S7 Space's Sea Launch Platform, Stripped of Foreign Equipment, Moves to Russia


The Russian news site, Sputnik International, is reporting that the S7 Space Company's owned Sea Launch Rocket Platform, stripped of foreign equipment, is now ready to leave the U.S. for Russia.

The mobile maritime space port, designed to launch commercial payloads using specially-made rockets from near the equator, remains moored off California despite being purchased by a major Russian airline in April 2018.


The Sea Launch Odyssey launch platform.

The Sea Launch maritime Odyssey launch platform has been prepared to be moved from the U.S. to Russia's Far East, with all of the platform's U.S. and Ukrainian-made components removed, a source in the Russian space industry has said. The removed equipment reportedly includes communications equipment by Boeing, as well as launch equipment made by Ukraine’s Yuzhmash rocket maker. A Russian government source  confirmed this information, but added that the redeployment requires authorization from the U.S. State Department, where negotiations are ongoing.

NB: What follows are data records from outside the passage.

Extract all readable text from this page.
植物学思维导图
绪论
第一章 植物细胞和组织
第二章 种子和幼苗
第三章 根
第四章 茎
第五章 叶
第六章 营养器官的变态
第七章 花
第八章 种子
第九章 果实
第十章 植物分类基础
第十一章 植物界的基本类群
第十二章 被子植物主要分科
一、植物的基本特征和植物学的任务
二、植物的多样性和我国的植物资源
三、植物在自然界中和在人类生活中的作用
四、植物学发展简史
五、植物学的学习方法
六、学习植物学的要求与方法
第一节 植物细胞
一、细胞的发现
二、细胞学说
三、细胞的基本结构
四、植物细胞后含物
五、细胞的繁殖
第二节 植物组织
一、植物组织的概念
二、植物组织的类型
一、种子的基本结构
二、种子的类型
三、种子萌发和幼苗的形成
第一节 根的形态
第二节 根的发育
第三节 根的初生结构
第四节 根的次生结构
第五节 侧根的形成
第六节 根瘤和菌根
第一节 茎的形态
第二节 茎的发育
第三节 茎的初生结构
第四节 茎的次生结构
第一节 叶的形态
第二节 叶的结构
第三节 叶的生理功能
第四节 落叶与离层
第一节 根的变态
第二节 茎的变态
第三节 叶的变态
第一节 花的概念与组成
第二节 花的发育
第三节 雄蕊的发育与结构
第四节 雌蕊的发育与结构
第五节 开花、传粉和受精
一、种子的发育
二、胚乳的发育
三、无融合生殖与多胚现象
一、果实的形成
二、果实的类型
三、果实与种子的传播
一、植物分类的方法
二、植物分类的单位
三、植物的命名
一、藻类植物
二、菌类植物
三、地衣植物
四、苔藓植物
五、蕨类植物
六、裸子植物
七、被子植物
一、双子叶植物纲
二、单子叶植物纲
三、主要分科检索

S7 Group, the private Russian airline and aerospace company which purchased Sea Launch in April 2018, has yet to comment on this information.

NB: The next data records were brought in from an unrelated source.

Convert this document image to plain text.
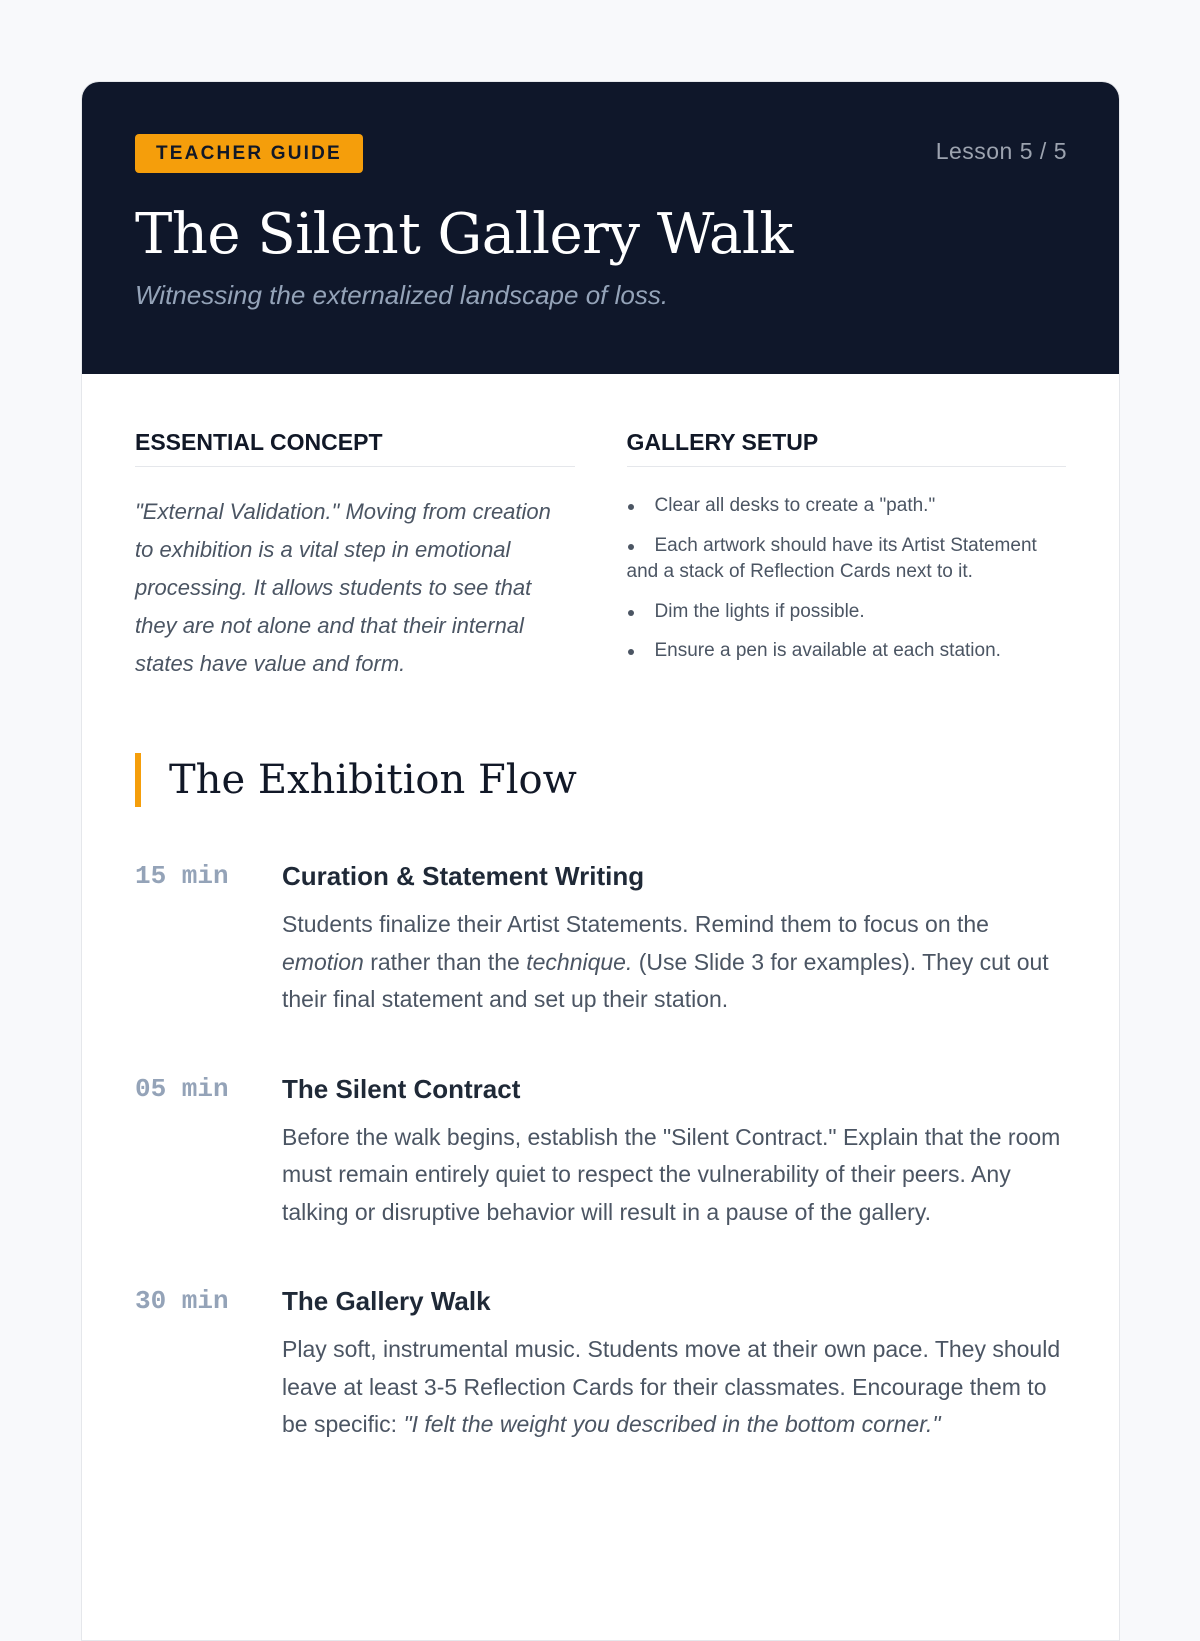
TEACHER GUIDE	Lesson 5 / 5
The Silent Gallery Walk

Witnessing the externalized landscape of loss.

ESSENTIAL CONCEPT

"External Validation." Moving from creation to exhibition is a vital step in emotional processing. It allows students to see that they are not alone and that their internal states have value and form.

GALLERY SETUP
Clear all desks to create a "path."
Each artwork should have its Artist Statement and a stack of Reflection Cards next to it.
Dim the lights if possible.
Ensure a pen is available at each station.
The Exhibition Flow
15 min	Curation & Statement Writing

Students finalize their Artist Statements. Remind them to focus on the emotion rather than the technique. (Use Slide 3 for examples). They cut out their final statement and set up their station.

05 min	The Silent Contract

Before the walk begins, establish the "Silent Contract." Explain that the room must remain entirely quiet to respect the vulnerability of their peers. Any talking or disruptive behavior will result in a pause of the gallery.

30 min	The Gallery Walk

Play soft, instrumental music. Students move at their own pace. They should leave at least 3-5 Reflection Cards for their classmates. Encourage them to be specific: "I felt the weight you described in the bottom corner."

Created as a joint venture of companies from Russia, Ukraine, the U.S. and Norway in 1995, the Sea Launch project was successfully used to deploy nearly three dozen commercial satellites into orbit between 1999 and 2014. The project was mothballed in 2014 due to the crisis in Ukraine, which led to the halt of the production of the system’s Russian-Ukrainian produced rockets.


Sea Launch Pad and Command Vessel. Photo is courtesy of John Murphy - Sea Launch.

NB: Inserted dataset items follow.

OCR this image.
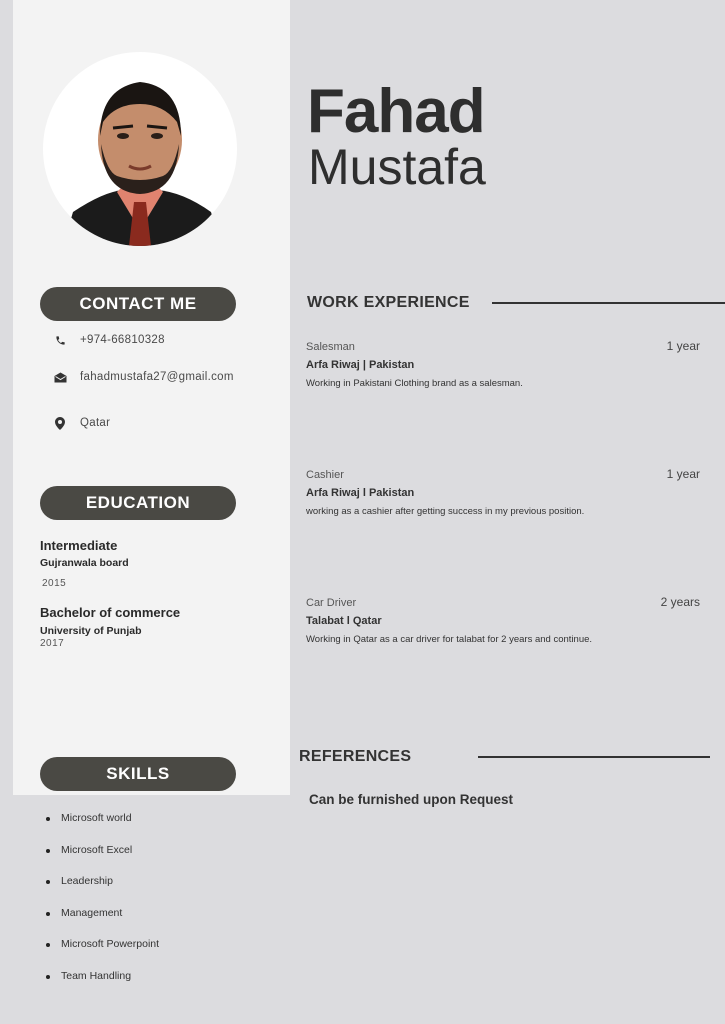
Fahad
Mustafa
CONTACT ME
+974-66810328
fahadmustafa27@gmail.com
Qatar
EDUCATION
Intermediate
Gujranwala board
2015
Bachelor of commerce
University of Punjab
2017
SKILLS
Microsoft world
Microsoft Excel
Leadership
Management
Microsoft Powerpoint
Team Handling
WORK EXPERIENCE
Salesman	1 year
Arfa Riwaj | Pakistan
Working in Pakistani Clothing brand as a salesman.
Cashier	1 year
Arfa Riwaj l Pakistan
working as a cashier after getting success in my previous position.
Car Driver	2 years
Talabat l Qatar
Working in Qatar as a car driver for talabat for 2 years and continue.
REFERENCES
Can be furnished upon Request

The perceived benefit of the unique Sea Launch platform is its capability to launch near the equator, with the greater rotational speed at the equator providing an extra launch boost, reducing the thrust needed to launch payloads into orbit. In the absence of populated areas nearby, ocean based launches are also believed to be safer.

Earlier this year, Roscosmos chief Dmitry Rogozin announced that Sea Launch could be relocated to Sovetskaya Harbor, in the Russian Far East, to launch the Irtysh, aka Soyuz-5, a new rocket being developed by the Progress Rocket Space Centre. The possibility of the Sea Launch system’s relocation to the Far East was considered as far back as 2013, with Vladivostok, Crimea and Vietnam listed as other potential destinations for the launch platform and its command ship.

After S7 purchased the mobile spaceport for an estimated $150 million in April 2018, the company received the Odyssey platform, the Sea Launch Commander command ship, ground-based equipment located in Long Beach, California, as well as the intellectual property rights, including its trademarks to the project.

No rocket launches have been carried out since that time. The company had ambitiously planned to conduct some 70 launches from the platform over the next 15 years. However, earlier this year, a Russian space industry source said that the Sea Launch system’s relocation to Russia would be required for launches to continue, since according to the existing intergovernmental agreements between Russia and the United States, the platform was only allowed to launch the Russian-Ukrainian-made Zenit rocket, whose production was discontinued in 2014.